Work relationships thrive through common understanding. Both employees and employers have guidelines that help shape the relationship in the form of employment contracts and human resources policies.
Section 2 of the Employment Act defines the contract of employment as “an agreement, whether oral or in writing, expressed or implied, whereby one person agrees for a wage or other benefit or both to let his labour to and to perform it under the orders of another person who agrees to hire it”. Human resources policies, on the other hand, are formal rules that set out expectations from all the parties involved in an employment relationship.
Disciplinary policies and procedures exist to outline what is to be done, should either the employer or the employee breach employment terms and conditions. Demotion is listed as a form of punishment, should an employee “misbehave”. However, demotion is erroneously instigated by some employers without following proper procedure, i.e. conducting a disciplinary hearing and then linking it to a misconduct that ideally should not warrant it.
Definition
According to the Oxford Dictionary, demotion is a “reduction in rank or status”. In even simpler terms, demotion is when an employee’s position is changed to a lower post. This normally comes as an alternative or substitute for dismissal, with employees in these situations considered to have “dodged the bullet”. Ideally, the offence the employee would have committed would warrant dismissal, but they end up receiving a less severe punishment.
The errors
The first error is the fact that the procedure to be followed before an employee can be demoted is normally greatly overlooked. The process to be followed is conducting a fair disciplinary hearing, which is a formal meeting held to evaluate allegations of an employee’s misconduct.

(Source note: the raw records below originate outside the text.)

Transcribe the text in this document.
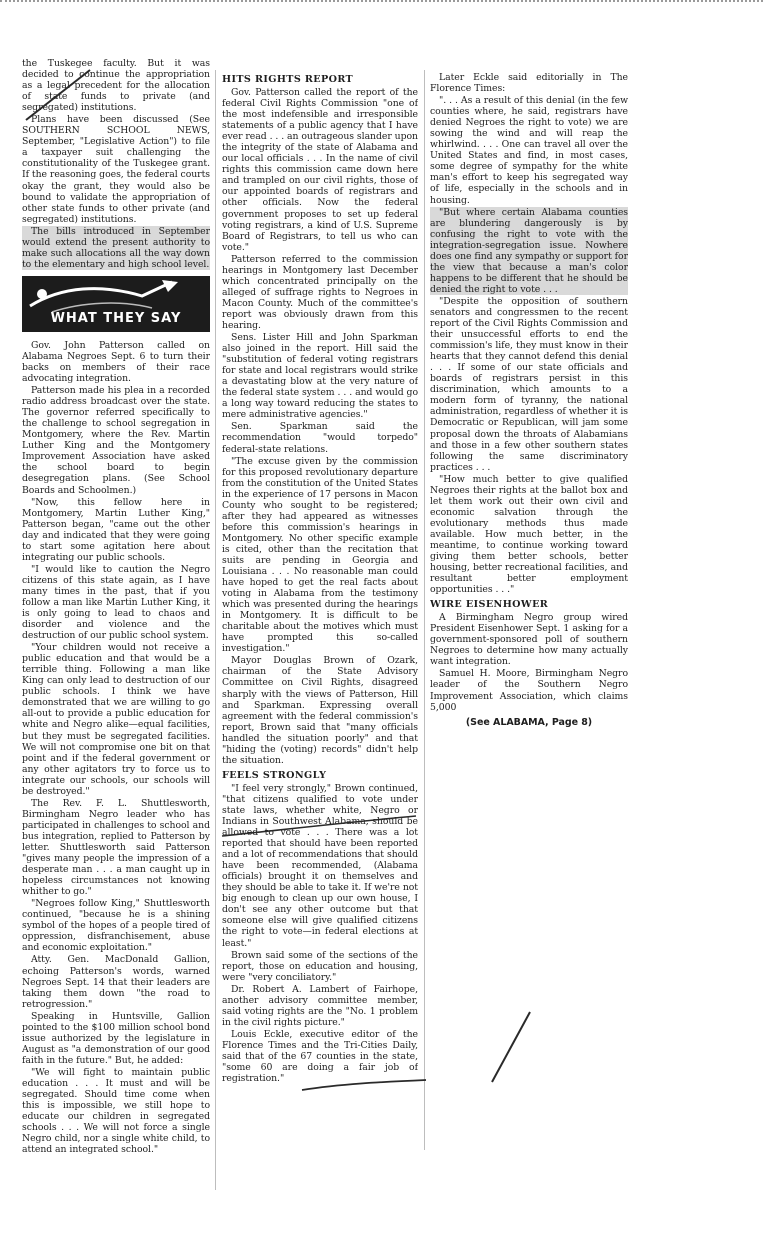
the Tuskegee faculty. But it was decided to continue the appropriation as a legal precedent for the allocation of state funds to private (and segregated) institutions.

Plans have been discussed (See SOUTHERN SCHOOL NEWS, September, "Legislative Action") to file a taxpayer suit challenging the constitutionality of the Tuskegee grant. If the reasoning goes, the federal courts okay the grant, they would also be bound to validate the appropriation of other state funds to other private (and segregated) institutions.

The bills introduced in September would extend the present authority to make such allocations all the way down to the elementary and high school level.

WHAT THEY SAY

Gov. John Patterson called on Alabama Negroes Sept. 6 to turn their backs on members of their race advocating integration.

Patterson made his plea in a recorded radio address broadcast over the state. The governor referred specifically to the challenge to school segregation in Montgomery, where the Rev. Martin Luther King and the Montgomery Improvement Association have asked the school board to begin desegregation plans. (See School Boards and Schoolmen.)

"Now, this fellow here in Montgomery, Martin Luther King," Patterson began, "came out the other day and indicated that they were going to start some agitation here about integrating our public schools.

"I would like to caution the Negro citizens of this state again, as I have many times in the past, that if you follow a man like Martin Luther King, it is only going to lead to chaos and disorder and violence and the destruction of our public school system.

"Your children would not receive a public education and that would be a terrible thing. Following a man like King can only lead to destruction of our public schools. I think we have demonstrated that we are willing to go all-out to provide a public education for white and Negro alike—equal facilities, but they must be segregated facilities. We will not compromise one bit on that point and if the federal government or any other agitators try to force us to integrate our schools, our schools will be destroyed."

The Rev. F. L. Shuttlesworth, Birmingham Negro leader who has participated in challenges to school and bus integration, replied to Patterson by letter. Shuttlesworth said Patterson "gives many people the impression of a desperate man . . . a man caught up in hopeless circumstances not knowing whither to go."

"Negroes follow King," Shuttlesworth continued, "because he is a shining symbol of the hopes of a people tired of oppression, disfranchisement, abuse and economic exploitation."

Atty. Gen. MacDonald Gallion, echoing Patterson's words, warned Negroes Sept. 14 that their leaders are taking them down "the road to retrogression."

Speaking in Huntsville, Gallion pointed to the $100 million school bond issue authorized by the legislature in August as "a demonstration of our good faith in the future." But, he added:

"We will fight to maintain public education . . . It must and will be segregated. Should time come when this is impossible, we still hope to educate our children in segregated schools . . . We will not force a single Negro child, nor a single white child, to attend an integrated school."

HITS RIGHTS REPORT

Gov. Patterson called the report of the federal Civil Rights Commission "one of the most indefensible and irresponsible statements of a public agency that I have ever read . . . an outrageous slander upon the integrity of the state of Alabama and our local officials . . . In the name of civil rights this commission came down here and trampled on our civil rights, those of our appointed boards of registrars and other officials. Now the federal government proposes to set up federal voting registrars, a kind of U.S. Supreme Board of Registrars, to tell us who can vote."

Patterson referred to the commission hearings in Montgomery last December which concentrated principally on the alleged of suffrage rights to Negroes in Macon County. Much of the committee's report was obviously drawn from this hearing.

Sens. Lister Hill and John Sparkman also joined in the report. Hill said the "substitution of federal voting registrars for state and local registrars would strike a devastating blow at the very nature of the federal state system . . . and would go a long way toward reducing the states to mere administrative agencies."

Sen. Sparkman said the recommendation "would torpedo" federal-state relations.

"The excuse given by the commission for this proposed revolutionary departure from the constitution of the United States in the experience of 17 persons in Macon County who sought to be registered; after they had appeared as witnesses before this commission's hearings in Montgomery. No other specific example is cited, other than the recitation that suits are pending in Georgia and Louisiana . . . No reasonable man could have hoped to get the real facts about voting in Alabama from the testimony which was presented during the hearings in Montgomery. It is difficult to be charitable about the motives which must have prompted this so-called investigation."

Mayor Douglas Brown of Ozark, chairman of the State Advisory Committee on Civil Rights, disagreed sharply with the views of Patterson, Hill and Sparkman. Expressing overall agreement with the federal commission's report, Brown said that "many officials handled the situation poorly" and that "hiding the (voting) records" didn't help the situation.

FEELS STRONGLY

"I feel very strongly," Brown continued, "that citizens qualified to vote under state laws, whether white, Negro or Indians in Southwest Alabama, should be allowed to vote . . . There was a lot reported that should have been reported and a lot of recommendations that should have been recommended, (Alabama officials) brought it on themselves and they should be able to take it. If we're not big enough to clean up our own house, I don't see any other outcome but that someone else will give qualified citizens the right to vote—in federal elections at least."

Brown said some of the sections of the report, those on education and housing, were "very conciliatory."

Dr. Robert A. Lambert of Fairhope, another advisory committee member, said voting rights are the "No. 1 problem in the civil rights picture."

Louis Eckle, executive editor of the Florence Times and the Tri-Cities Daily, said that of the 67 counties in the state, "some 60 are doing a fair job of registration."

Later Eckle said editorially in The Florence Times:

". . . As a result of this denial (in the few counties where, he said, registrars have denied Negroes the right to vote) we are sowing the wind and will reap the whirlwind. . . . One can travel all over the United States and find, in most cases, some degree of sympathy for the white man's effort to keep his segregated way of life, especially in the schools and in housing.

"But where certain Alabama counties are blundering dangerously is by confusing the right to vote with the integration-segregation issue. Nowhere does one find any sympathy or support for the view that because a man's color happens to be different that he should be denied the right to vote . . .

"Despite the opposition of southern senators and congressmen to the recent report of the Civil Rights Commission and their unsuccessful efforts to end the commission's life, they must know in their hearts that they cannot defend this denial . . . If some of our state officials and boards of registrars persist in this discrimination, which amounts to a modern form of tyranny, the national administration, regardless of whether it is Democratic or Republican, will jam some proposal down the throats of Alabamians and those in a few other southern states following the same discriminatory practices . . .

"How much better to give qualified Negroes their rights at the ballot box and let them work out their own civil and economic salvation through the evolutionary methods thus made available. How much better, in the meantime, to continue working toward giving them better schools, better housing, better recreational facilities, and resultant better employment opportunities . . ."

WIRE EISENHOWER

A Birmingham Negro group wired President Eisenhower Sept. 1 asking for a government-sponsored poll of southern Negroes to determine how many actually want integration.

Samuel H. Moore, Birmingham Negro leader of the Southern Negro Improvement Association, which claims 5,000

(See ALABAMA, Page 8)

For this “meeting” to be considered a “fair hearing,” the following must be present: it must be carried out in good faith by an unbiased chairperson, the employee must be given reasonable notice of when the hearing will be held, i.e. at least 48 hours in advance, every detail pertaining to the allegation(s) must be outlined in the notice, the employee must be given the option of being assisted or represented by a colleague, sufficient evidence must be provided, the employee must be allowed to question witnesses and bring some of their own, the employee must be given the opportunity to provide mitigating factors, and finally, the employee must be awarded the opportunity to appeal against a sanction. Failure to ensure all of the above would completely remove the procedural fairness element from the act of demoting an employee. It would therefore be deemed wrongful.

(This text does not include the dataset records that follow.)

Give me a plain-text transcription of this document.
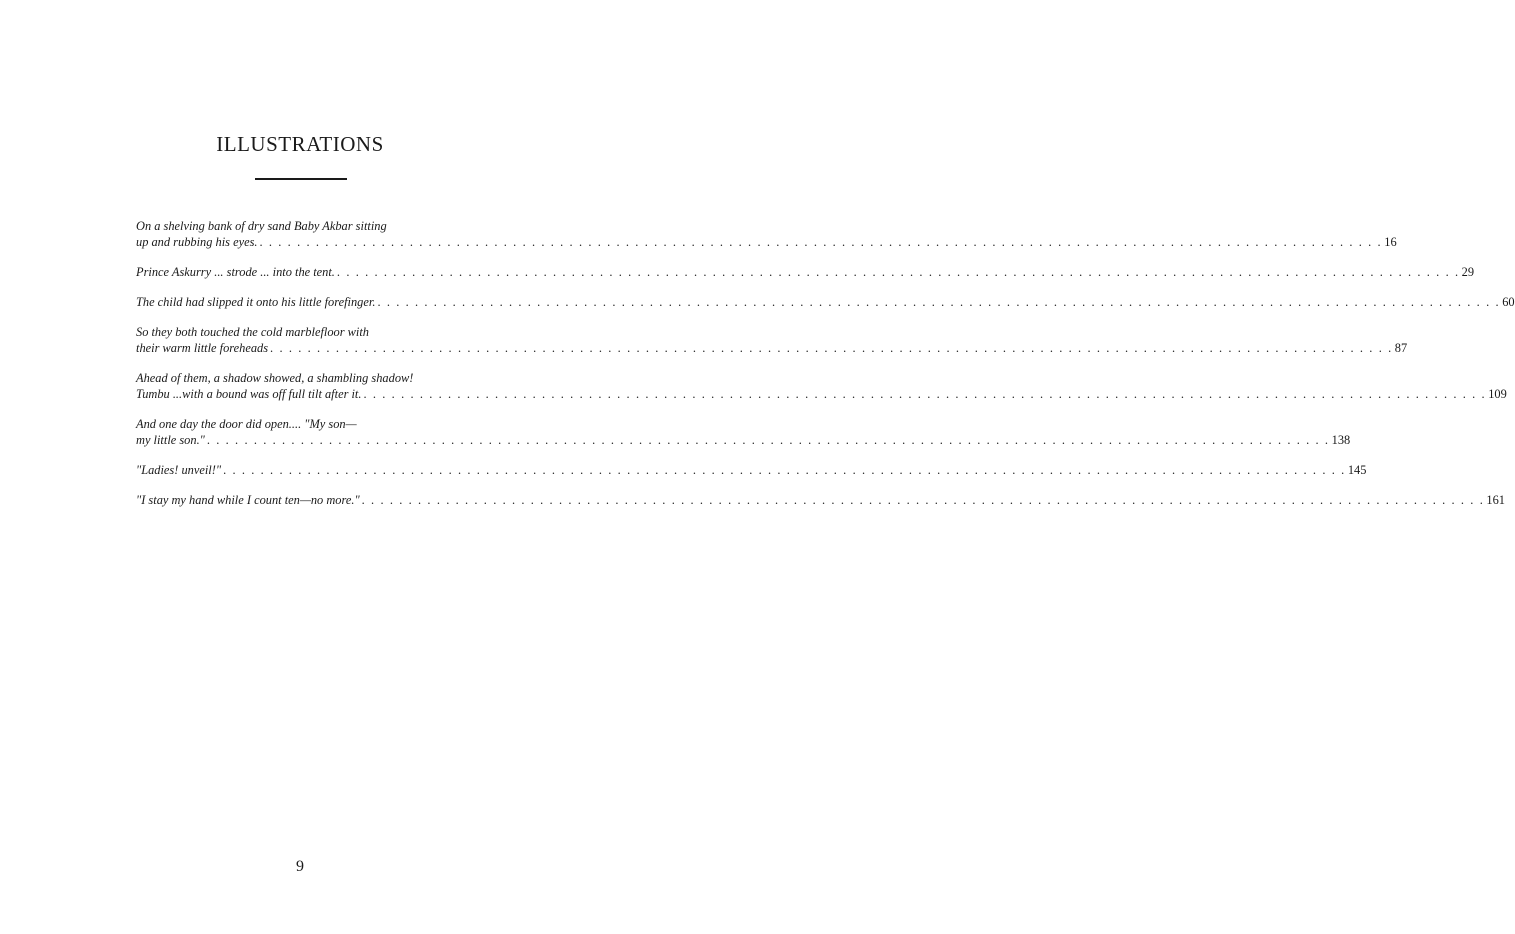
ILLUSTRATIONS
On a shelving bank of dry sand Baby Akbar sitting
up and rubbing his eyes. . . . . . . . . . . . . . . . . . . . . . . . . . . . . . . . . . . . . . . . . . . . . . . . . . . . . . . . . . . . . . . . . . . . . . . . . . . . . . . . . . . . . . . . . . . . . . . . . . . . . . . . . . . . . . . . . . . . . . . . . 16
Prince Askurry ... strode ... into the tent. . . . . . . . . . . . . . . . . . . . . . . . . . . . . . . . . . . . . . . . . . . . . . . . . . . . . . . . . . . . . . . . . . . . . . . . . . . . . . . . . . . . . . . . . . . . . . . . . . . . . . . . . . . . . . . . . . . . . . . . . 29
The child had slipped it onto his little forefinger. . . . . . . . . . . . . . . . . . . . . . . . . . . . . . . . . . . . . . . . . . . . . . . . . . . . . . . . . . . . . . . . . . . . . . . . . . . . . . . . . . . . . . . . . . . . . . . . . . . . . . . . . . . . . . . . . . . . . . . . . 60
So they both touched the cold marblefloor with
their warm little foreheads . . . . . . . . . . . . . . . . . . . . . . . . . . . . . . . . . . . . . . . . . . . . . . . . . . . . . . . . . . . . . . . . . . . . . . . . . . . . . . . . . . . . . . . . . . . . . . . . . . . . . . . . . . . . . . . . . . . . . . . . 87
Ahead of them, a shadow showed, a shambling shadow!
Tumbu ...with a bound was off full tilt after it. . . . . . . . . . . . . . . . . . . . . . . . . . . . . . . . . . . . . . . . . . . . . . . . . . . . . . . . . . . . . . . . . . . . . . . . . . . . . . . . . . . . . . . . . . . . . . . . . . . . . . . . . . . . . . . . . . . . . . . . . 109
And one day the door did open.... "My son—
my little son." . . . . . . . . . . . . . . . . . . . . . . . . . . . . . . . . . . . . . . . . . . . . . . . . . . . . . . . . . . . . . . . . . . . . . . . . . . . . . . . . . . . . . . . . . . . . . . . . . . . . . . . . . . . . . . . . . . . . . . . . 138
"Ladies! unveil!" . . . . . . . . . . . . . . . . . . . . . . . . . . . . . . . . . . . . . . . . . . . . . . . . . . . . . . . . . . . . . . . . . . . . . . . . . . . . . . . . . . . . . . . . . . . . . . . . . . . . . . . . . . . . . . . . . . . . . . . . 145
"I stay my hand while I count ten—no more." . . . . . . . . . . . . . . . . . . . . . . . . . . . . . . . . . . . . . . . . . . . . . . . . . . . . . . . . . . . . . . . . . . . . . . . . . . . . . . . . . . . . . . . . . . . . . . . . . . . . . . . . . . . . . . . . . . . . . . . . 161
9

The second error is that the reason supporting the demotion is at times not fitting. As with any other disciplinary action, there must be a reason and it must be fair and valid. This is to say during the disciplinary hearing, sufficient evidence must be provided, and it should point to the fact that the alleged misconduct was committed. Confirmed misconduct that would ordinarily warrant a dismissal can in turn lead to a demotion. Demotion is considered a less severe sanction to a dismissal and should therefore not be used in place of misconduct that would otherwise warrant a lesser sanction than a dismissal.
Conclusion
Although there may be overwhelming evidence that confirms misconduct, an employee still ought to be provided with an opportunity to be heard before being demoted. The demotion must be backed by a valid and fair reason as well.